The lockdown has been very difficult for many to deal with. Emotionally, mentally, physically and financially the exhaustion is certainly taking on a toll and the lack of stimulation vis-à-vis friends, outings, exercise or new environments makes many insular and focussed on petty things and the past. You need to sit and discuss the psychosis with each other and make a decision not to victimise each other. Lockdown is almost at it’s end, so focus on creating a road map for the future and have a keyword like PRESTO, which is used every time someone revisits the past and ensure the conversation ends right there. Make this keyword fun, and most importantly respect it and walk away from the conversation whenever it pops up.
3. I’ve been happily married for five years. My wife and I are what a quintessentially young working couple are like in Mumbai. Every alternate weekend we make it a point to visit our parents for lunch, a routine that we’ve been following without any hitches. But, of late, I find myself in a new situation and have been having sleepless nights over it. A family friend’s son has shifted to my parents’ colony with his wife. So, my parents has asked them to join us whenever we visit them for lunch. However, I now resent the couple’s presence because the man keeps on flirting with my wife. I am afraid of losing my temper. How do I handle this situation without being misunderstood by my wife?

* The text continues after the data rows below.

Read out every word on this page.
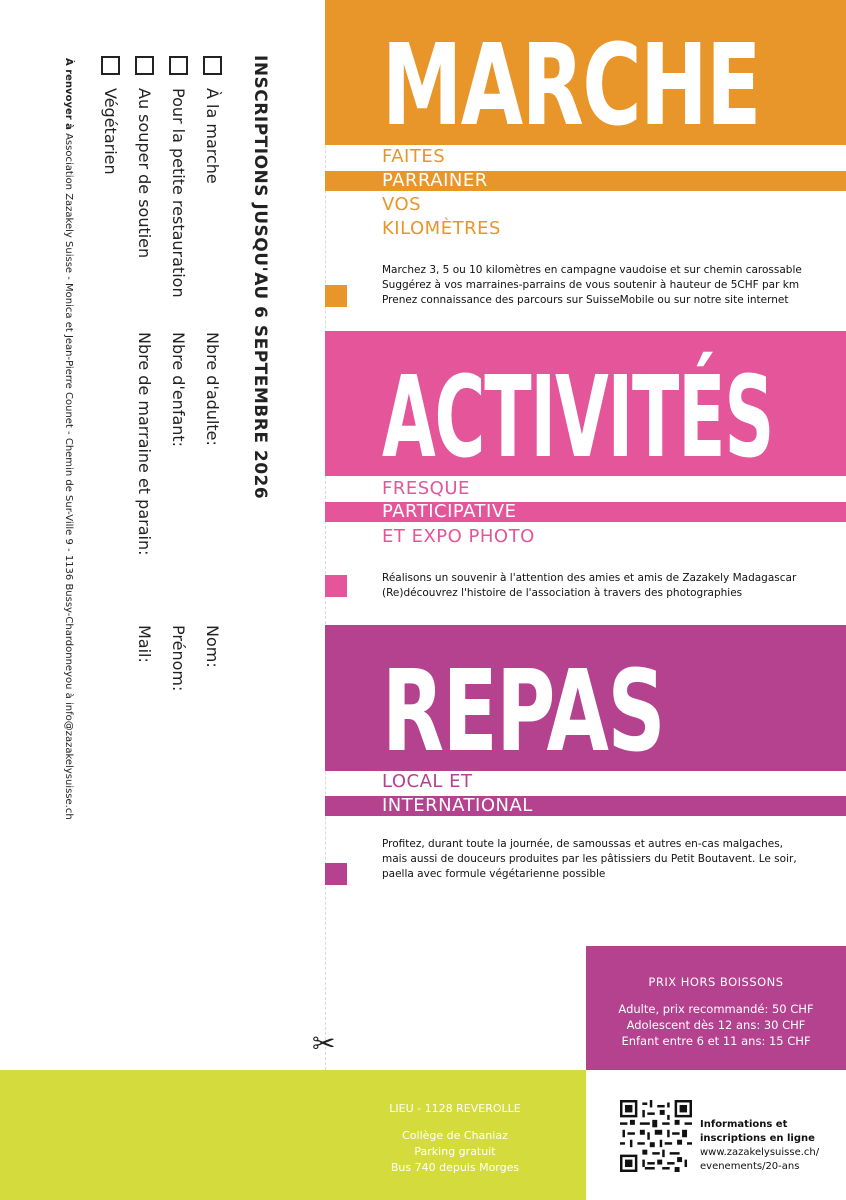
INSCRIPTIONS JUSQU'AU 6 SEPTEMBRE 2026
À la marche
Pour la petite restauration
Au souper de soutien
Végétarien
Nbre d'adulte:
Nbre d'enfant:
Nbre de marraine et parain:
Nom:
Prénom:
Mail:
À renvoyer à Association Zazakely Suisse - Monica et Jean-Pierre Counet - Chemin de Sur-Ville 9 - 1136 Bussy-Chardonneyou à info@zazakelysuisse.ch
✂
MARCHE
FAITES
PARRAINER
VOS
KILOMÈTRES
Marchez 3, 5 ou 10 kilomètres en campagne vaudoise et sur chemin carossable
Suggérez à vos marraines-parrains de vous soutenir à hauteur de 5CHF par km
Prenez connaissance des parcours sur SuisseMobile ou sur notre site internet
ACTIVITÉS
FRESQUE
PARTICIPATIVE
ET EXPO PHOTO
Réalisons un souvenir à l'attention des amies et amis de Zazakely Madagascar
(Re)découvrez l'histoire de l'association à travers des photographies
REPAS
LOCAL ET
INTERNATIONAL
Profitez, durant toute la journée, de samoussas et autres en-cas malgaches,
mais aussi de douceurs produites par les pâtissiers du Petit Boutavent. Le soir,
paella avec formule végétarienne possible
PRIX HORS BOISSONS
Adulte, prix recommandé: 50 CHF
Adolescent dès 12 ans: 30 CHF
Enfant entre 6 et 11 ans: 15 CHF
LIEU - 1128 REVEROLLE
Collège de Chaniaz
Parking gratuit
Bus 740 depuis Morges
Informations et
inscriptions en ligne
www.zazakelysuisse.ch/
evenements/20-ans
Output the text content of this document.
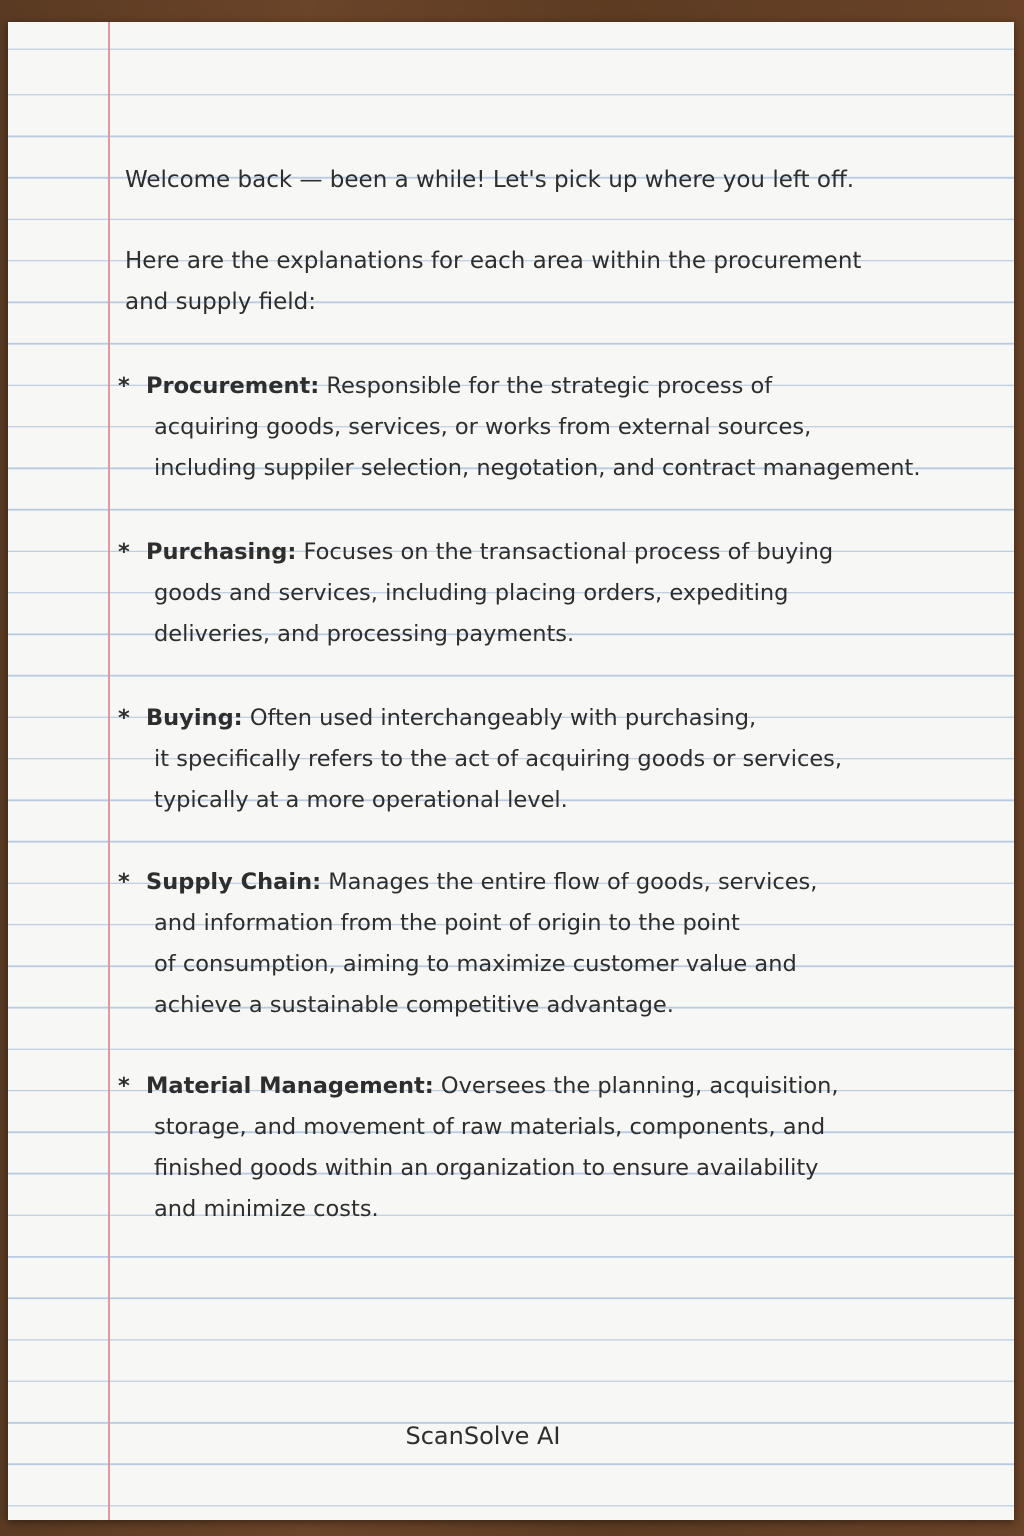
Welcome back — been a while! Let's pick up where you left off.
Here are the explanations for each area within the procurement
and supply field:
* Procurement: Responsible for the strategic process of
acquiring goods, services, or works from external sources,
including suppiler selection, negotation, and contract management.
* Purchasing: Focuses on the transactional process of buying
goods and services, including placing orders, expediting
deliveries, and processing payments.
* Buying: Often used interchangeably with purchasing,
it specifically refers to the act of acquiring goods or services,
typically at a more operational level.
* Supply Chain: Manages the entire flow of goods, services,
and information from the point of origin to the point
of consumption, aiming to maximize customer value and
achieve a sustainable competitive advantage.
* Material Management: Oversees the planning, acquisition,
storage, and movement of raw materials, components, and
finished goods within an organization to ensure availability
and minimize costs.
ScanSolve AI
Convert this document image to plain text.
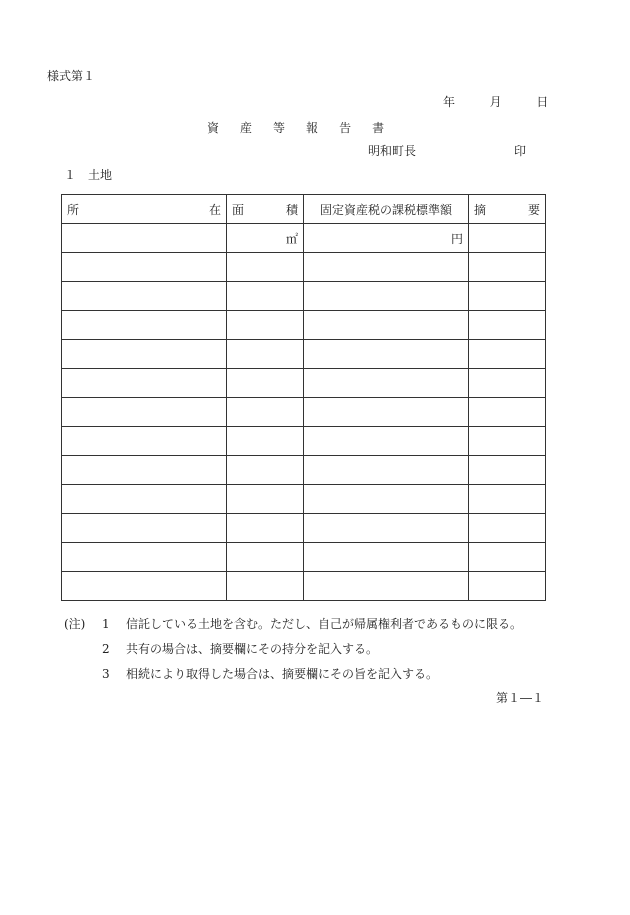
様式第１
年	月	日
資 産 等 報 告 書
明和町長	印
１　土地
所 在	面 積	固定資産税の課税標準額	摘 要

	㎡	円	

(注) 1 信託している土地を含む。ただし、自己が帰属権利者であるものに限る。
2 共有の場合は、摘要欄にその持分を記入する。
3 相続により取得した場合は、摘要欄にその旨を記入する。
第１―１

It’s never what happens, but your reaction that shapes your journey of life. Many men may flirt with her, what’s important is how your wife responds to it. Discuss it with her and ask her opinion of how it should be handled. That way she feels won’t be defensive and will be a part of the process in how it can be very nicely put across to him. I suggest a jovial but firm manner so no ego or discomfort is experienced by anyone and a message is sent out loud and clear. He has a wife, so she will pick up on it and do the needful as well.
DISCLAIMER : Views expressed above are the author’s own.